Habe ich schon probiert, mag ich trotzdem nicht.
Hausi, hier ein Rezept speziell für Dich als Bratkartoffelfan:
Salat von Bratkartoffeln
Rohe Kartoffeln (festkochend)in ca. 3 mm dicke (dünne) Scheiben schneiden
In einer Pfanne mit heißem Öl ausbraten und zwar so, daß sich die Kartoffeln nicht überlappen.
Warm auf einem Teller anrichten und mit folgendem Dressing überziehen (Grundrezept):
3 EL Senf (mittelscharf)
o,1 l Weinessig
o,1 l Himbeeresig
o,1 l Balsamico
0,4 l Sonnenblumenöl
0,1 l Walnußöl
0,2 l Wasser
1 EL Salz (nach Geschmack)
2 EL Zucker (nach Geschmack)
1 - 3 Knoblauchzehen (je nach Größe)
Pfeffermühle
Alle Zutaten außer Wasser und Öl in eine Schüssel geben und mit Mixstab bearbeiten, dann nach und nach Öl und Wasser zugeben, so daß die Bindung immer erhalten bleibt.
Ist ne Ableitung vom bekannten French Dressing.
Dazu kann man alle Arten von Fisch als Vorspeise servieren, vom Räucherachs über Matjes (jeweils kalt) bis zu gebratenen Dorschfilets oder gedünsteten Karpfenschnitten.
Ein etwas anderes Bratkartoffelerlebnis.
MfG


----------



## Hauslaigner (2. Oktober 2001)

Werde das Rezept versuchen, muß nur noch himbeeressig und Walnussöl besorgen.
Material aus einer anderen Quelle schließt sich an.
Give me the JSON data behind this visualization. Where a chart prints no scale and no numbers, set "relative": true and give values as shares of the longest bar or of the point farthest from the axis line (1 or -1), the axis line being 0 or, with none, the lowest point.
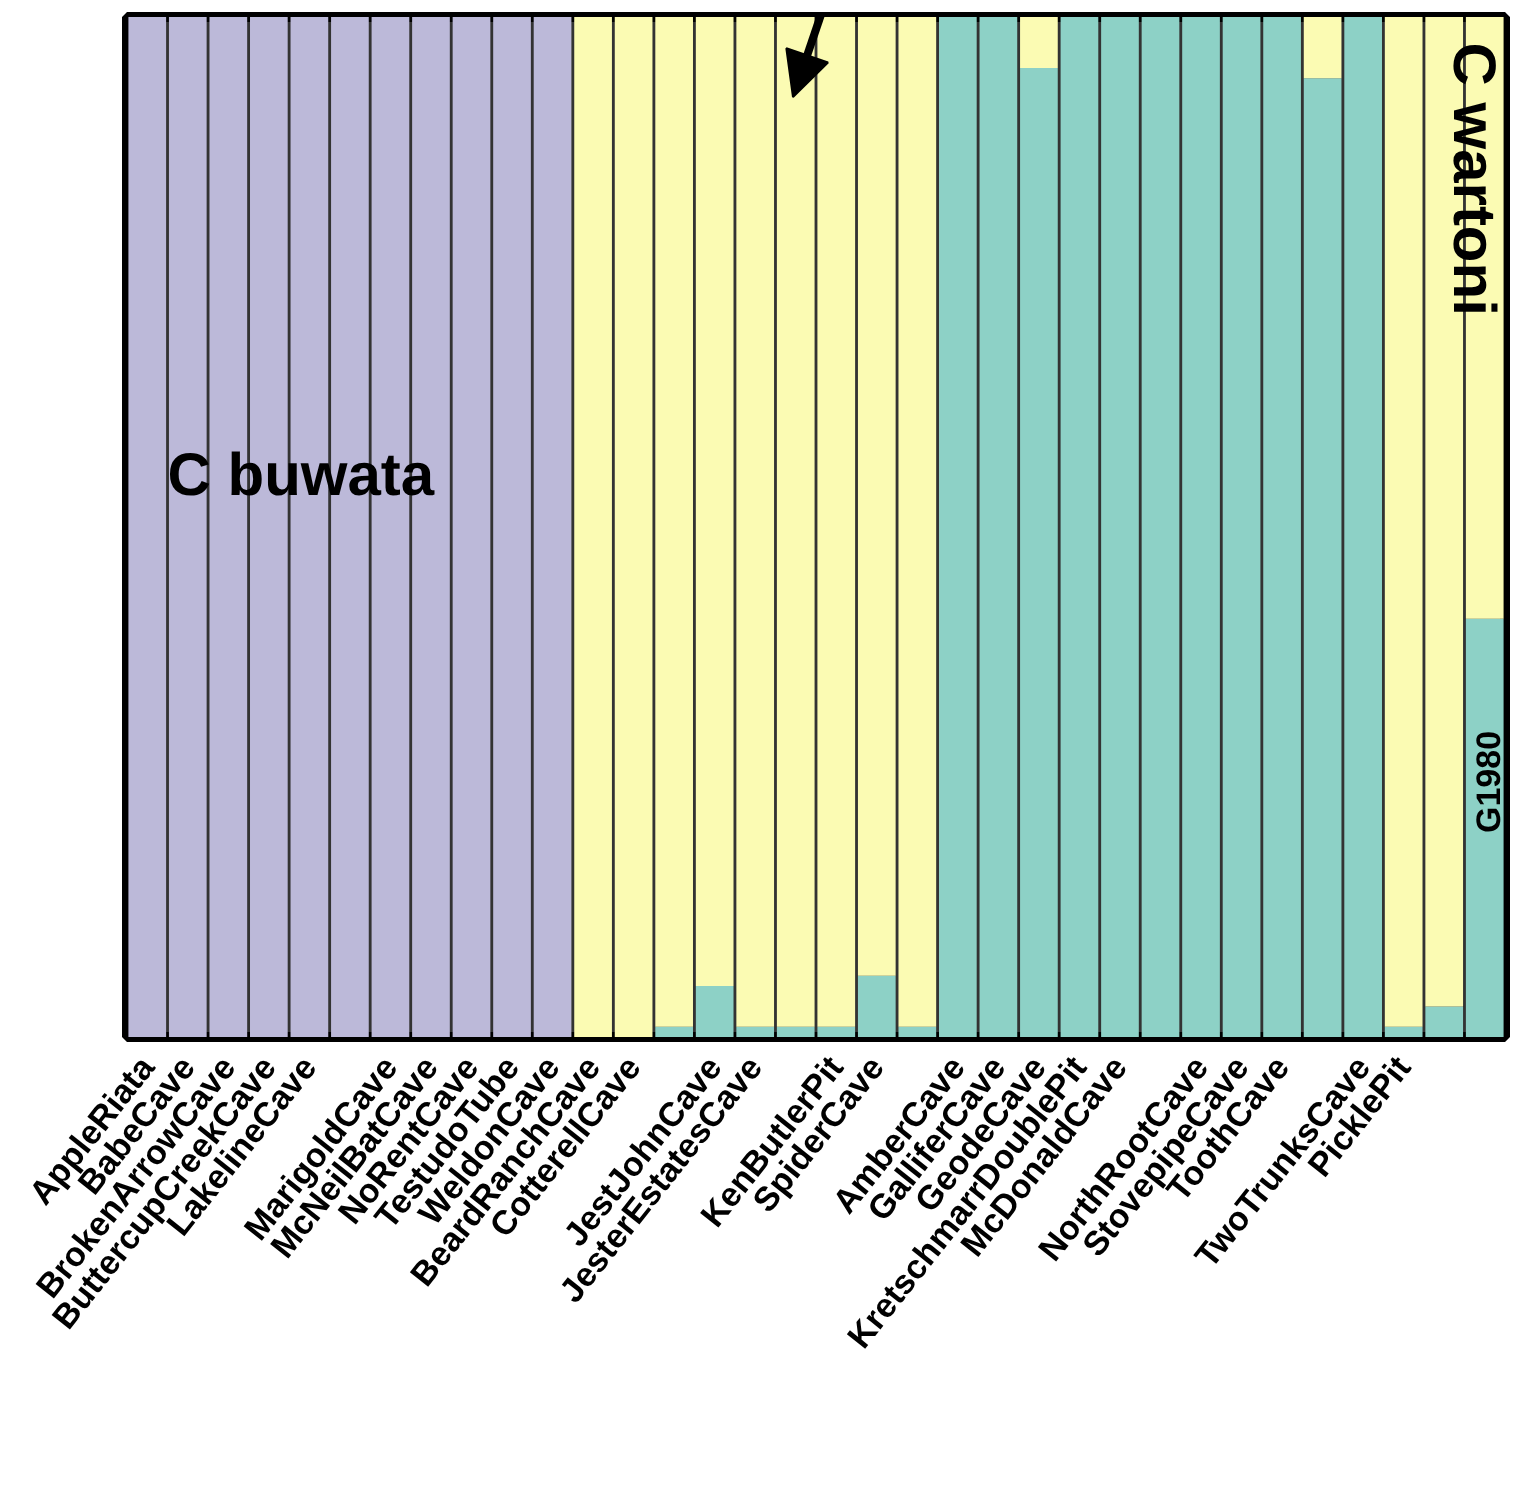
{
  "chart_data": {
    "type": "bar",
    "stacked": true,
    "relative": true,
    "categories": [
      "AppleRiata",
      "BabeCave",
      "BrokenArrowCave",
      "ButtercupCreekCave",
      "LakelineCave",
      null,
      "MarigoldCave",
      "McNeilBatCave",
      "NoRentCave",
      "TestudoTube",
      "WeldonCave",
      "BeardRanchCave",
      "CotterellCave",
      null,
      "JestJohnCave",
      "JesterEstatesCave",
      null,
      "KenButlerPit",
      "SpiderCave",
      null,
      "AmberCave",
      "GalliferCave",
      "GeodeCave",
      "KretschmarrDoublePit",
      "McDonaldCave",
      null,
      "NorthRootCave",
      "StovepipeCave",
      "ToothCave",
      null,
      "TwoTrunksCave",
      "PicklePit",
      null,
      null
    ],
    "series": [
      {
        "color": "#8dd1c6",
        "values": [
          0,
          0,
          0,
          0,
          0,
          0,
          0,
          0,
          0,
          0,
          0,
          0,
          0,
          0.01,
          0.05,
          0.01,
          0.01,
          0.01,
          0.06,
          0.01,
          1,
          1,
          0.95,
          1,
          1,
          1,
          1,
          1,
          1,
          0.94,
          1,
          0.01,
          0.03,
          0.41
        ]
      },
      {
        "color": "#fbfbb3",
        "values": [
          0,
          0,
          0,
          0,
          0,
          0,
          0,
          0,
          0,
          0,
          0,
          1,
          1,
          0.99,
          0.95,
          0.99,
          0.99,
          0.99,
          0.94,
          0.99,
          0,
          0,
          0.05,
          0,
          0,
          0,
          0,
          0,
          0,
          0.06,
          0,
          0.99,
          0.97,
          0.59
        ]
      },
      {
        "color": "#bcb9d9",
        "values": [
          1,
          1,
          1,
          1,
          1,
          1,
          1,
          1,
          1,
          1,
          1,
          0,
          0,
          0,
          0,
          0,
          0,
          0,
          0,
          0,
          0,
          0,
          0,
          0,
          0,
          0,
          0,
          0,
          0,
          0,
          0,
          0,
          0,
          0
        ]
      }
    ],
    "annotations": [
      "C buwata",
      "C wartoni",
      "G1980"
    ]
  }
}
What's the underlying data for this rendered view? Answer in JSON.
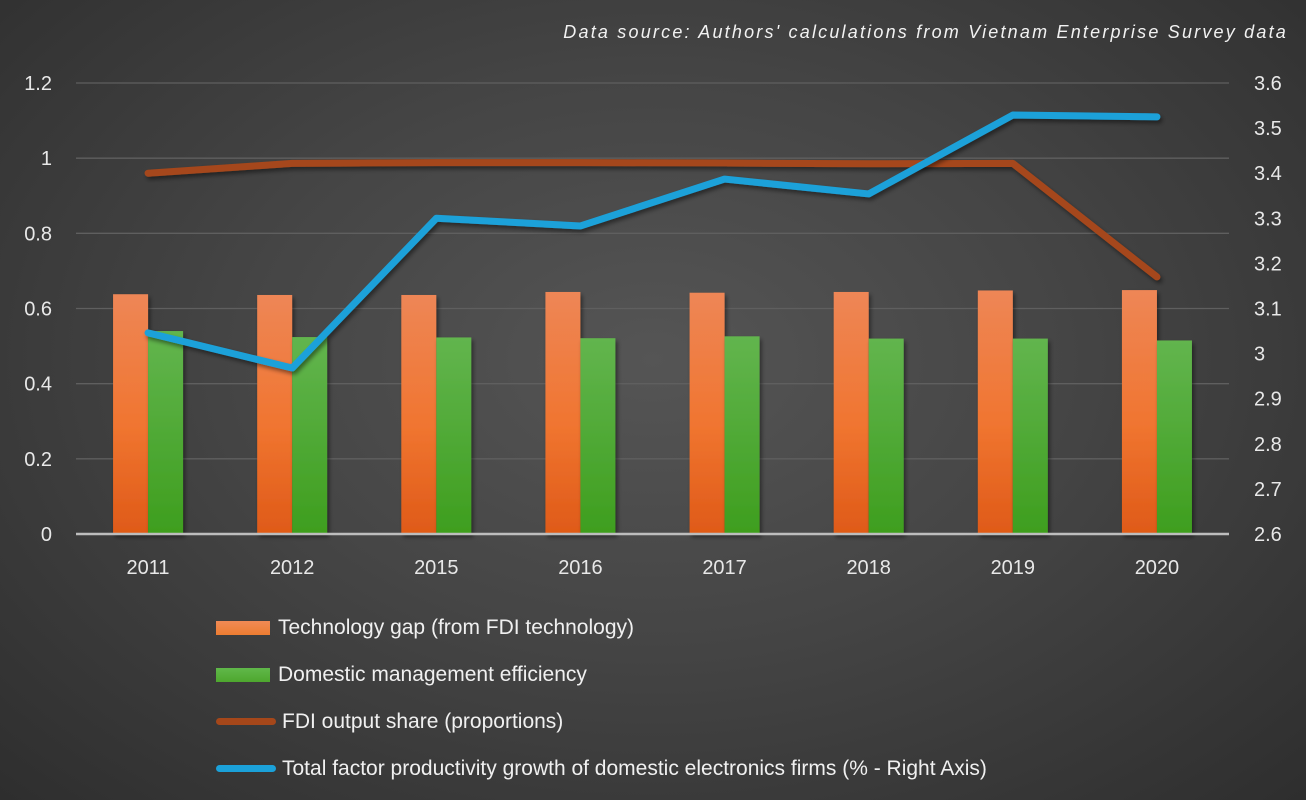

Hat man doch nicht unbedingt im Küchenschrank.

------------------

Mitglied der Bayrischen
Angelnationalmanschaft
Meister der sanften
Windelwechslung
Bayrischer Frauenschwarm


----------



## Thomas9904 (2. Oktober 2001)

Guten Apettit Hausi.
MfG


----------